If you’ve read anything about Mark Zuckerberg’s recent announcements about the future of Facebook recently, you’d be forgiven for thinking that the sky is falling and it’s the end of effective advertising on the social media channel. As is often the case, it’s not as bad as you might think.
When you hear any stories about doom and gloom on the internet, particularly around advertising, it’s worth taking a moment to pause. Let’s remember how Facebook makes its revenue.
Facebook, like most of the internet giants is dependent on advertising revenue to keep the lights on. Not only keeping the lights on in fact, but supplying electricity to their massive (and expensive!) server complexes, paying employees etc. It’s a commercial reality that Facebook can no more kill off advertising and survive than we can stop breathing and do the same. You just have to look at how Facebook’s stock value dropped after the announcement. So when reading Zuckerberg’s post of 12th January, bear that in mind.
Facebook has been getting a hammering lately from fake news to allegations of Russian involvement in the US Presidential elections. It December 2017 it rebutted an allegation by former executive Chamath Palihapitiya who claimed Facebook was “destroying how society works”. As such it makes perfect sense that Facebook wants to be seen to be responding to these concerns.
So what did Zuckerberg’s post say? You can read the full post here, but if I was to summarise it’s saying that if you’re not encouraging meaningful interactions between people instead of passive consumption then you’re going to struggle. I suppose the crunch comes in what Facebook defines as “meaningful interactions”.

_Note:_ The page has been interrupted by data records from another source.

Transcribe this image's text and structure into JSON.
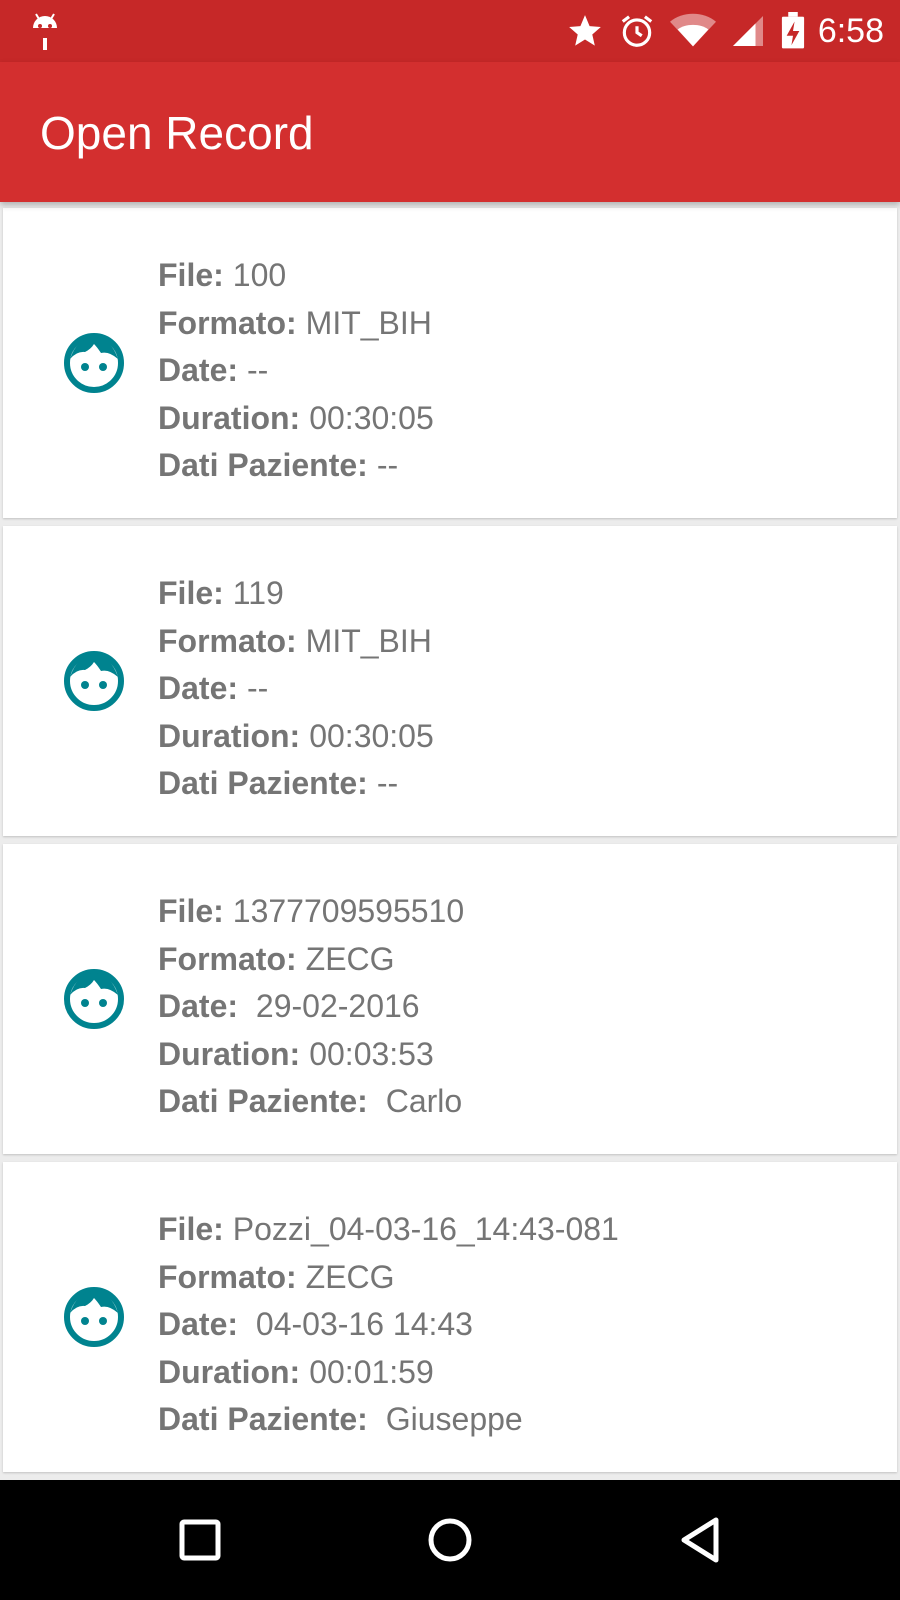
{
  "status_bar": {
    "time": "6:58",
    "icons": [
      "android-debug-icon",
      "star-icon",
      "alarm-icon",
      "wifi-icon",
      "cell-signal-icon",
      "battery-charging-icon"
    ]
  },
  "app_bar": {
    "title": "Open Record"
  },
  "labels": {
    "file": "File:",
    "format": "Formato:",
    "date": "Date:",
    "duration": "Duration:",
    "patient": "Dati Paziente:"
  },
  "records": [
    {
      "file": "100",
      "format": "MIT_BIH",
      "date": "--",
      "duration": "00:30:05",
      "patient": "--"
    },
    {
      "file": "119",
      "format": "MIT_BIH",
      "date": "--",
      "duration": "00:30:05",
      "patient": "--"
    },
    {
      "file": "1377709595510",
      "format": "ZECG",
      "date": " 29-02-2016",
      "duration": "00:03:53",
      "patient": " Carlo"
    },
    {
      "file": "Pozzi_04-03-16_14:43-081",
      "format": "ZECG",
      "date": " 04-03-16 14:43",
      "duration": "00:01:59",
      "patient": " Giuseppe"
    }
  ],
  "nav_bar": {
    "icons": [
      "recents-square-icon",
      "home-circle-icon",
      "back-triangle-icon"
    ]
  },
  "colors": {
    "status_bar": "#c62828",
    "app_bar": "#d32f2f",
    "face_icon": "#00838f",
    "text": "#757575"
  }
}
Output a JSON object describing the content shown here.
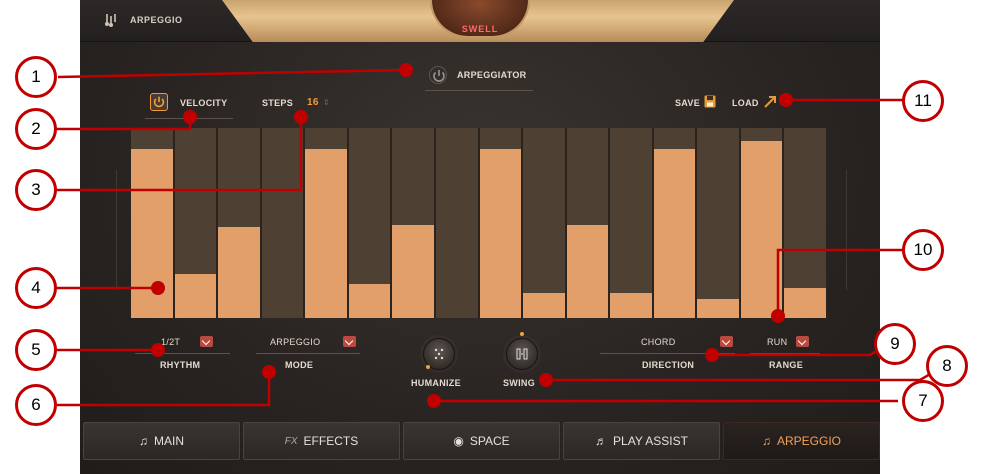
{
  "header": {
    "title": "ARPEGGIO",
    "preset": "SWELL"
  },
  "arpeggiator": {
    "label": "ARPEGGIATOR"
  },
  "velocity": {
    "label": "VELOCITY"
  },
  "steps": {
    "label": "STEPS",
    "value": "16"
  },
  "save": {
    "label": "SAVE"
  },
  "load": {
    "label": "LOAD"
  },
  "steps_levels": [
    0.89,
    0.23,
    0.48,
    0.0,
    0.89,
    0.18,
    0.49,
    0.0,
    0.89,
    0.13,
    0.49,
    0.13,
    0.89,
    0.1,
    0.93,
    0.16
  ],
  "rhythm": {
    "value": "1/2T",
    "label": "RHYTHM"
  },
  "mode": {
    "value": "ARPEGGIO",
    "label": "MODE"
  },
  "humanize": {
    "label": "HUMANIZE"
  },
  "swing": {
    "label": "SWING"
  },
  "direction": {
    "value": "CHORD",
    "label": "DIRECTION"
  },
  "range": {
    "value": "RUN",
    "label": "RANGE"
  },
  "tabs": [
    {
      "label": "MAIN",
      "icon": "guitar-icon"
    },
    {
      "label": "EFFECTS",
      "icon": "fx-icon"
    },
    {
      "label": "SPACE",
      "icon": "speaker-icon"
    },
    {
      "label": "PLAY ASSIST",
      "icon": "notes-icon"
    },
    {
      "label": "ARPEGGIO",
      "icon": "arpeggio-icon"
    }
  ],
  "annotations": [
    "1",
    "2",
    "3",
    "4",
    "5",
    "6",
    "7",
    "8",
    "9",
    "10",
    "11"
  ],
  "colors": {
    "accent": "#e39f6a",
    "annotation": "#c00000",
    "active_tab": "#f0a25a",
    "dropdown": "#b84a3f"
  }
}
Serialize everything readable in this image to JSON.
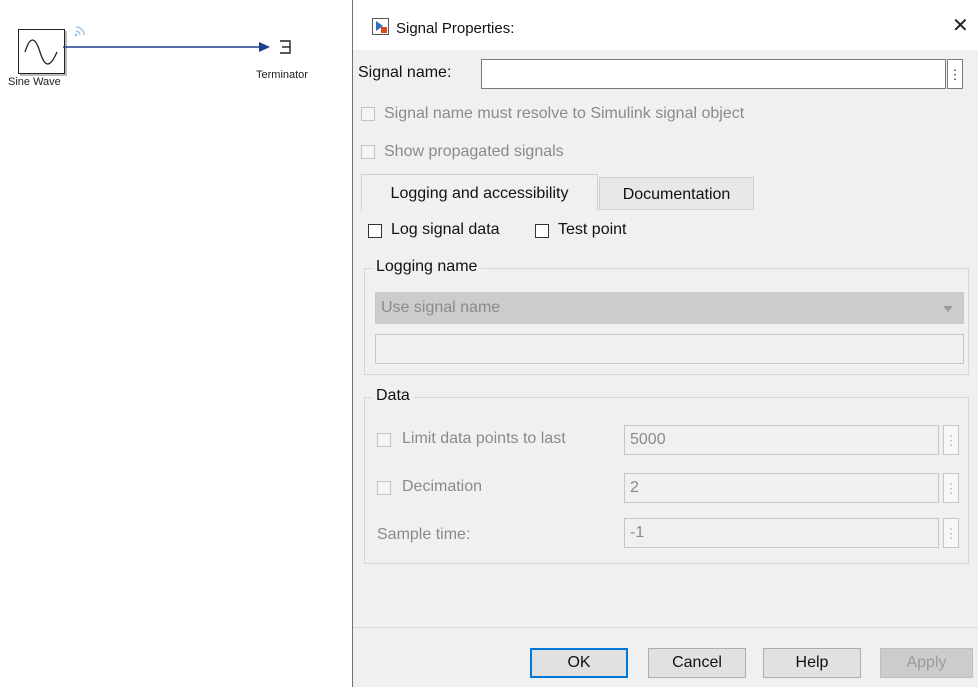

As such, if you’re looking to just throw together some ads, put them on Facebook and watch the leads flow in then that’s not going to work. But then it never really did. If however you develop a plan to work out how you can engage with people then you’ll have more success.
The fundamentals of good advertising don’t change. Think about what your potential customers need. What keeps them awake at night? How can you answer that? Think about other ways you can help them. What other information can you provide them that will make their lives better?
For example, do you offer line-dancing classes in your retirement development? Publish content about how it’s good for their health. Write articles about how to improve their technique. How to dance without hurting your knees from all that stamping etc. (my knowledge of line-dancing peters out at this point…). Then share that content to people who would be genuinely interested in what you have to say. Good material will then be tagged, Liked and Shared. People will comment and interactions will happen.
So as Facebook rolls out these changes we are going to see effects on advertisers, and in the short term even those with “good” material may take a hit. But long term the people that are producing material that helps people and improves their lives will win. It’s Content Marketing 101. It’s what we’ve always advocated here at chmstrategy.